EMPNO        ENAME     SAL          RANK
----------   --------- -----------  ----
222          ammar                  A
7782         CLARK         2450     A
7839         KING          5000     A
7934         MILLER        1300     A
7566         JONES         2975     B
7902         FORD          3000     B
7839         KING          5000     B
7788         SCOTT         3000     B
7698         BLAKE         2850     B   

9 rows selected.

STEP 3

Now, I will add an analytical function called ROW_NUMBER, this is not a group function, rather it has a value for each row.  Note that it appears as a column in the SELECT statement, I have given it an Alian (Serial).
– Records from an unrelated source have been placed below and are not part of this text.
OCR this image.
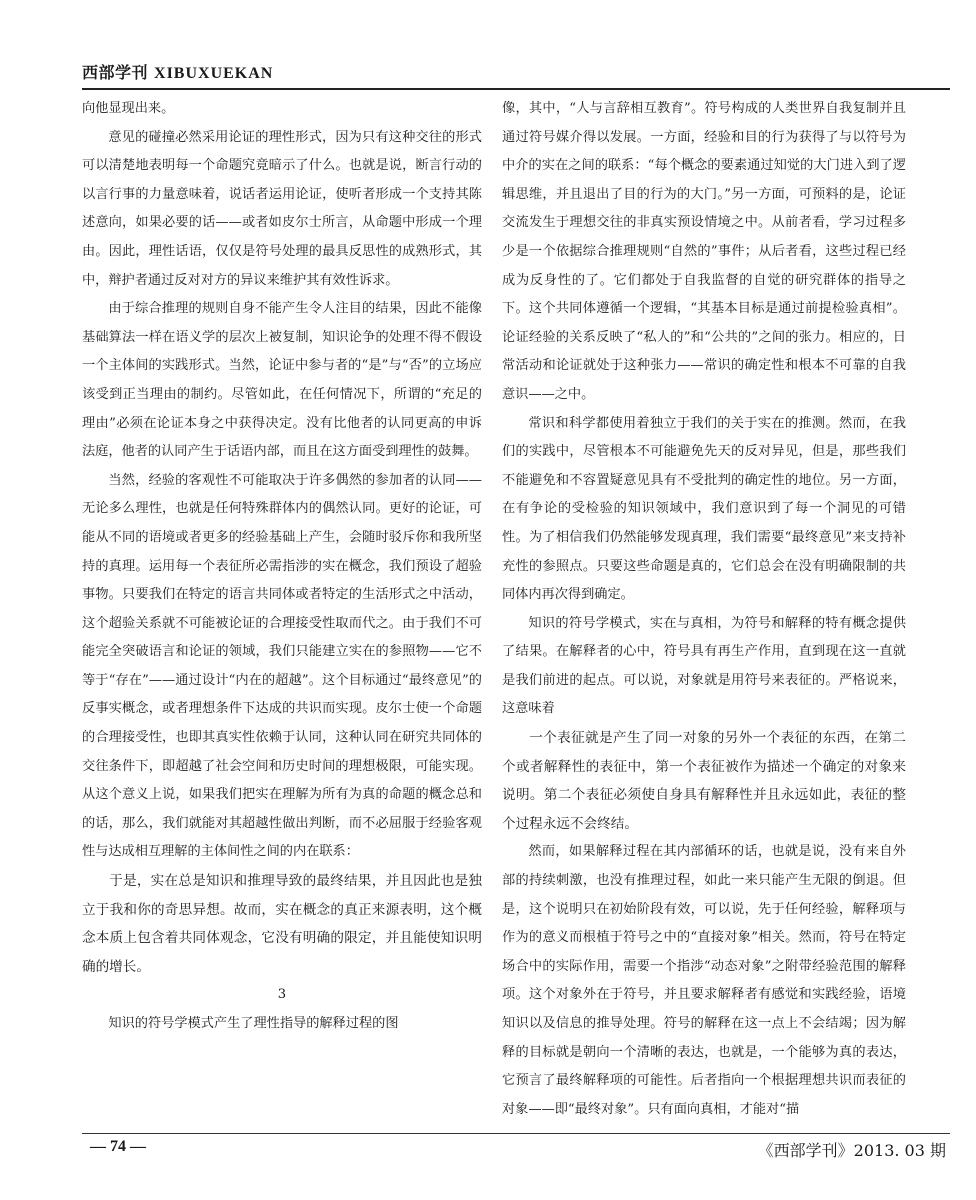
西部学刊 XIBUXUEKAN

向他显现出来。

意见的碰撞必然采用论证的理性形式，因为只有这种交往的形式可以清楚地表明每一个命题究竟暗示了什么。也就是说，断言行动的以言行事的力量意味着，说话者运用论证，使听者形成一个支持其陈述意向，如果必要的话——或者如皮尔士所言，从命题中形成一个理由。因此，理性话语，仅仅是符号处理的最具反思性的成熟形式，其中，辩护者通过反对对方的异议来维护其有效性诉求。

由于综合推理的规则自身不能产生令人注目的结果，因此不能像基础算法一样在语义学的层次上被复制，知识论争的处理不得不假设一个主体间的实践形式。当然，论证中参与者的“是”与“否”的立场应该受到正当理由的制约。尽管如此，在任何情况下，所谓的“充足的理由”必须在论证本身之中获得决定。没有比他者的认同更高的申诉法庭，他者的认同产生于话语内部，而且在这方面受到理性的鼓舞。

当然，经验的客观性不可能取决于许多偶然的参加者的认同——无论多么理性，也就是任何特殊群体内的偶然认同。更好的论证，可能从不同的语境或者更多的经验基础上产生，会随时驳斥你和我所坚持的真理。运用每一个表征所必需指涉的实在概念，我们预设了超验事物。只要我们在特定的语言共同体或者特定的生活形式之中活动，这个超验关系就不可能被论证的合理接受性取而代之。由于我们不可能完全突破语言和论证的领域，我们只能建立实在的参照物——它不等于“存在”——通过设计“内在的超越”。这个目标通过“最终意见”的反事实概念，或者理想条件下达成的共识而实现。皮尔士使一个命题的合理接受性，也即其真实性依赖于认同，这种认同在研究共同体的交往条件下，即超越了社会空间和历史时间的理想极限，可能实现。从这个意义上说，如果我们把实在理解为所有为真的命题的概念总和的话，那么，我们就能对其超越性做出判断，而不必屈服于经验客观性与达成相互理解的主体间性之间的内在联系：

于是，实在总是知识和推理导致的最终结果，并且因此也是独立于我和你的奇思异想。故而，实在概念的真正来源表明，这个概念本质上包含着共同体观念，它没有明确的限定，并且能使知识明确的增长。

3

知识的符号学模式产生了理性指导的解释过程的图

像，其中，“人与言辞相互教育”。符号构成的人类世界自我复制并且通过符号媒介得以发展。一方面，经验和目的行为获得了与以符号为中介的实在之间的联系：“每个概念的要素通过知觉的大门进入到了逻辑思维，并且退出了目的行为的大门。”另一方面，可预料的是，论证交流发生于理想交往的非真实预设情境之中。从前者看，学习过程多少是一个依据综合推理规则“自然的”事件；从后者看，这些过程已经成为反身性的了。它们都处于自我监督的自觉的研究群体的指导之下。这个共同体遵循一个逻辑，“其基本目标是通过前提检验真相”。论证经验的关系反映了“私人的”和“公共的”之间的张力。相应的，日常活动和论证就处于这种张力——常识的确定性和根本不可靠的自我意识——之中。

常识和科学都使用着独立于我们的关于实在的推测。然而，在我们的实践中，尽管根本不可能避免先天的反对异见，但是，那些我们不能避免和不容置疑意见具有不受批判的确定性的地位。另一方面，在有争论的受检验的知识领域中，我们意识到了每一个洞见的可错性。为了相信我们仍然能够发现真理，我们需要“最终意见”来支持补充性的参照点。只要这些命题是真的，它们总会在没有明确限制的共同体内再次得到确定。

知识的符号学模式，实在与真相，为符号和解释的特有概念提供了结果。在解释者的心中，符号具有再生产作用，直到现在这一直就是我们前进的起点。可以说，对象就是用符号来表征的。严格说来，这意味着

一个表征就是产生了同一对象的另外一个表征的东西，在第二个或者解释性的表征中，第一个表征被作为描述一个确定的对象来说明。第二个表征必须使自身具有解释性并且永远如此，表征的整个过程永远不会终结。

然而，如果解释过程在其内部循环的话，也就是说，没有来自外部的持续刺激，也没有推理过程，如此一来只能产生无限的倒退。但是，这个说明只在初始阶段有效，可以说，先于任何经验，解释项与作为的意义而根植于符号之中的“直接对象”相关。然而，符号在特定场合中的实际作用，需要一个指涉“动态对象”之附带经验范围的解释项。这个对象外在于符号，并且要求解释者有感觉和实践经验，语境知识以及信息的推导处理。符号的解释在这一点上不会结竭；因为解释的目标就是朝向一个清晰的表达，也就是，一个能够为真的表达，它预言了最终解释项的可能性。后者指向一个根据理想共识而表征的对象——即“最终对象”。只有面向真相，才能对“描

— 74 —	《西部学刊》2013. 03 期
This function partitions the result of the union by EMPNO, and if the empno repeats, a new serial is given to it

SQL>SELECT EMPNO, ENAME, SAL, RANK , ROW_NUMBER() OVER(PARTITION BY EMPNO     ORDER BY EMPNO) SERIAL FROM

  ( SELECT EMPNO, ENAME, SAL, 'A' RANK FROM EMP WHERE DEPTNO=10
   UNION
   SELECT EMPNO, ENAME , SAL, 'B' RANK FROM EMP WHERE SAL > 2500

   )

ORDER BY RANK


EMPNO        ENAME     SAL          RANK    Serial
----------   --------- -----------  ----    ------
222          ammar                  A        1
7782         CLARK         2450     A        1
7839         KING          5000     A        1
7934         MILLER        1300     A        1
7566         JONES         2975     B        1
7902         FORD          3000     B        1
7839         KING          5000     B        2
7788         SCOTT         3000     B        1
7698         BLAKE         2850     B        1

 

9 rows selected.

NOTE, I JUST MODIFIED THE MAIN SELECT AND ADDED EMPNO, ENAME, SAL, RANK AND ROW_NUMBER FUNCTION OVER()

STEP 4

NOW ELIMINATE ANY SERIAL WITH VALUE MORE THAN 1 BY ADDING ANOTHER OUTER SELECT and where condition at the end


SQL>SELECT * FROM

(
SELECT EMPNO, ENAME, SAL, RANK , ROW_NUMBER() OVER(PARTITION BY EMPNO     ORDER BY EMPNO) SERIAL FROM

  ( SELECT EMPNO, ENAME, SAL, 'A' RANK FROM EMP WHERE DEPTNO=10
   UNION
   SELECT EMPNO, ENAME , SAL, 'B' RANK FROM EMP WHERE SAL > 2500

   )  

)AA
WHERE AA.SERIAL = 1 ORDER BY RANK

 

EMPNO        ENAME     SAL          RANK    Serial
----------   --------- -----------  ----    ------
222          ammar                  A        1
7782         CLARK         2450     A        1
7839         KING          5000     A        1
7934         MILLER        1300     A        1
7566         JONES         2975     B        1
7902         FORD          3000     B        1
7788         SCOTT         3000     B        1
7698         BLAKE         2850     B        1 

 

8 rows selected.

 

The duplicate record disappeared